Мужчина лежал худой как скелет, тела на костях не было вовсе, только свисала складками кожа, торчали узловатые суставы да горели ввалившиеся глаза. Он повернул голову и смерил меня осуждающим взглядом — так тяжелобольные смотрят порой на здоровых.

— Бедняга Малинки, — вздохнула монахиня. — Он поступил к нам со всеми симптомами туберкулеза, от туберкулеза мы его и лечили. Никакого улучшения. Все анализы сделали. А он все худеет и худеет. Пищу удержать не может. Семья его бросила.

— Так что вы теперь ему даете?

— Наши молитвы.

Пташка перешла к следующему пациенту, с раздутой, заскорузлой от струпьев ногой, похожей на древесный ствол с серой, неровной корой.

— А тут укус змеи.

— Mamba akudya? — Я спросил про страшно ядовитую кобру, черную мамбу. Укушенный крутил в руках иглу дикобраза.

— Kasongo, — еле слышно поправил он. Странная педантичность для человека в его положении.

Значит, его укусила не мамба, а другая змея, тоже очень опасная, с красным пятном на груди. Жаркие районы Малави так и кишат этими гадами, и местные их жутко боятся. Если змея переползет тебе дорогу, это плохой знак, и змею непременно надо убить, а не убьешь — возвращайся домой, до завтра пути не будет.

— Нехороший вид у ноги, — заметил я.

— В слюне змеи содержится фермент, который помогает переваривать пищу. Так выглядит любое мясо, которое она глотает.
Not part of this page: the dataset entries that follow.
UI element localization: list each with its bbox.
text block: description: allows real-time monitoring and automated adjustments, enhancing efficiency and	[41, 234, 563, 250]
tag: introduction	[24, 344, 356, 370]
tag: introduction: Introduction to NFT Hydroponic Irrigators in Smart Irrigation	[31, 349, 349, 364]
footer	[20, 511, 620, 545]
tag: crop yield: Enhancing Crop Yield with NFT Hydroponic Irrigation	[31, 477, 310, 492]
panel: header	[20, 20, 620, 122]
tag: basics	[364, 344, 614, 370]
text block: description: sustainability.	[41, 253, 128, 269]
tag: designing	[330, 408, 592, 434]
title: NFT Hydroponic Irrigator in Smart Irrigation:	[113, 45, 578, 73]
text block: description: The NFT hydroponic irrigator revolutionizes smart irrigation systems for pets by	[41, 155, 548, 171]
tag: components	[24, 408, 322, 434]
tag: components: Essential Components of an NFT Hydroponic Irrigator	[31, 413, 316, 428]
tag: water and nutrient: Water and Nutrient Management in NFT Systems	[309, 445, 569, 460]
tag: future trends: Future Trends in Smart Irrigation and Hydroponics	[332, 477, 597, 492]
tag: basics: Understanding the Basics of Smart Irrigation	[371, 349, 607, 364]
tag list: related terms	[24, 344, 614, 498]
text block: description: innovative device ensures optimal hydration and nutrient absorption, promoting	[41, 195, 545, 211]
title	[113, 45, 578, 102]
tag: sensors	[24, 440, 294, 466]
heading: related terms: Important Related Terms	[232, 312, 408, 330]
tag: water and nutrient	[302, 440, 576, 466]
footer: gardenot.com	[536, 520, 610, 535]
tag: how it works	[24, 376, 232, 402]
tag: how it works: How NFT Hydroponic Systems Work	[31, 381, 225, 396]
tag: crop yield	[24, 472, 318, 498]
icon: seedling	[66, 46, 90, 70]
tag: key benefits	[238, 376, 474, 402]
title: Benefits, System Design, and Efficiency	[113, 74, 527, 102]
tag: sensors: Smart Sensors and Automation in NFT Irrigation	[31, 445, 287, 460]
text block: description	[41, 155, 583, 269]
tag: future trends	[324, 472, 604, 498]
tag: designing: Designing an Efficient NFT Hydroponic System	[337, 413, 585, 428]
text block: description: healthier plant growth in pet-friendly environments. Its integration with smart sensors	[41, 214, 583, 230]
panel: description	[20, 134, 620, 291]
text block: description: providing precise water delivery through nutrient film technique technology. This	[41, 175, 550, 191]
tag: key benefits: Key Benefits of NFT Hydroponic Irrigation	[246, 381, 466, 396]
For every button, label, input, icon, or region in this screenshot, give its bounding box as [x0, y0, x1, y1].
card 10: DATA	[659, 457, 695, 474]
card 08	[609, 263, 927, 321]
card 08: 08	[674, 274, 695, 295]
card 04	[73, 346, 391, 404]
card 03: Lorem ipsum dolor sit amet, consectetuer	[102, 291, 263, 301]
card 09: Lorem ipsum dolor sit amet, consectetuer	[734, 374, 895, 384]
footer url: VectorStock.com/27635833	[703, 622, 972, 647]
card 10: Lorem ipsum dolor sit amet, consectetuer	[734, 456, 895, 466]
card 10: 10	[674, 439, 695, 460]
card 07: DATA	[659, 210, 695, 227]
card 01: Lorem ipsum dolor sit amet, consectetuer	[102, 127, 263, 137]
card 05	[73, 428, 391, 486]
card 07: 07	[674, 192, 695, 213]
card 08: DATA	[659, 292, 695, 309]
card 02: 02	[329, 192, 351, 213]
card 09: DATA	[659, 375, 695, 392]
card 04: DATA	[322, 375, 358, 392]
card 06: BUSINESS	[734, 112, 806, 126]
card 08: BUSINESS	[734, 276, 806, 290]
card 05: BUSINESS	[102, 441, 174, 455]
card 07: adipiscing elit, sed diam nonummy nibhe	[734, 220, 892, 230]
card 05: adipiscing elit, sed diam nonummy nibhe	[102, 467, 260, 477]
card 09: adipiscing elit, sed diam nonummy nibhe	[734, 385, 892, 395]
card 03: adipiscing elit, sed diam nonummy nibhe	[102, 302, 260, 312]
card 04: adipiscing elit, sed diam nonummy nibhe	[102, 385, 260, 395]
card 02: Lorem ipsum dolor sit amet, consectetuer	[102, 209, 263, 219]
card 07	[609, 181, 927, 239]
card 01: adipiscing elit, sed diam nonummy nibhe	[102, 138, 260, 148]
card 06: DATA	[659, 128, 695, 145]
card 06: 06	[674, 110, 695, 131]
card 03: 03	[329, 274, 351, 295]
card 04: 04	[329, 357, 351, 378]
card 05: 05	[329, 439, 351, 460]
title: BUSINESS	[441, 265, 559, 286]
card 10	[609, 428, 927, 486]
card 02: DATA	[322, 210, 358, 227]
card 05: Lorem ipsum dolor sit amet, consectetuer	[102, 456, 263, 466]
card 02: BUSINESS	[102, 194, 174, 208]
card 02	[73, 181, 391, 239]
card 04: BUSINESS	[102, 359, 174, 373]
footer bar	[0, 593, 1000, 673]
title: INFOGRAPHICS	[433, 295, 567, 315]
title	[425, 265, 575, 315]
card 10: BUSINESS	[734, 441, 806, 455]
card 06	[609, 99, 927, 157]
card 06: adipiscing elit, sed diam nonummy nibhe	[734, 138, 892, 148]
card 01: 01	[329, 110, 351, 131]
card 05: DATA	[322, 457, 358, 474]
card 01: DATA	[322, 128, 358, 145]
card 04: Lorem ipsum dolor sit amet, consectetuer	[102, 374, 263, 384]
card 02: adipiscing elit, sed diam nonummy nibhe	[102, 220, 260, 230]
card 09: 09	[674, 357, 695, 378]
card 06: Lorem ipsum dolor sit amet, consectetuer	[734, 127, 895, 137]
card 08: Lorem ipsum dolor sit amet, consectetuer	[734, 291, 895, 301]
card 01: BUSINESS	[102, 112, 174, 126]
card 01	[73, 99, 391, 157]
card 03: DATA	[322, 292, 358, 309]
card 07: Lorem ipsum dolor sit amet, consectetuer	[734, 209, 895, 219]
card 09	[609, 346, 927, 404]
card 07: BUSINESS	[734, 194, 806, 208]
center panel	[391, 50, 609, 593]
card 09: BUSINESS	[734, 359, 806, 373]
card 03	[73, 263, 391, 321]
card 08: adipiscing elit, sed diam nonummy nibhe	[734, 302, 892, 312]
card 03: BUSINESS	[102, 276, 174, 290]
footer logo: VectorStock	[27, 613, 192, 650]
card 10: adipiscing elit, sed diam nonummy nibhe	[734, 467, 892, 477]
Mganga продал ему иглу, это хорошее mankhwala. Ну, как экскурсия?

— А с этим что?

На кровати лежал человек с перевязанными головой и руками.

— Сосед порезал. Повздорили из-за женщины.

Я вдруг заметил, что за нами наблюдают: за окном маячили головы, мужские и женские.

— Прокаженные. Вообще-то они должны работать. Но разве заставишь?

В палату деловито вошла еще одна монахиня, с ножницами и ножом.

— Знакомьтесь, наш новый учитель английского, — сказала ей Пташка несколько, как мне показалось, издевательски.

Выйдя из больницы, я сократил путь и пошел через деревню, хотя чувствовал на себе любопытные взгляды. Добравшись до обители, сел готовиться к урокам.

Трапеза ничем на отличалась от вчерашней: nsima, бобы и вареный шпинат. Я еще раз попытался расспросить брата Пита об Амстердаме, но его ответы тоже были вчерашними. Отец Тушет мыкался у окна: прислушивался к гулу деревни.

— Сдавайте-ка карты, — сказал в конце концов отец де Восс, и брат Пит, не прекращая болтать по-чиньянджийски, тут же выполнил приказ.

Моим партнером оказался отец де Восс, Симон составил пару брату Питу, отец Тушет по-прежнему страдал, сжимая в руках требник, и, казалось, замышлял лютую месть. Мы сыграли шесть конов и разошлись по комнатам. При свете свечи я почитал «Дневники» Кафки, но смаковать каждое слово уже не хотелось, излишняя его жалость к себе казалась теперь смешной, как жалобы капризного ребенка. Другой язык, другой мир, совсем не похожий на Мойо.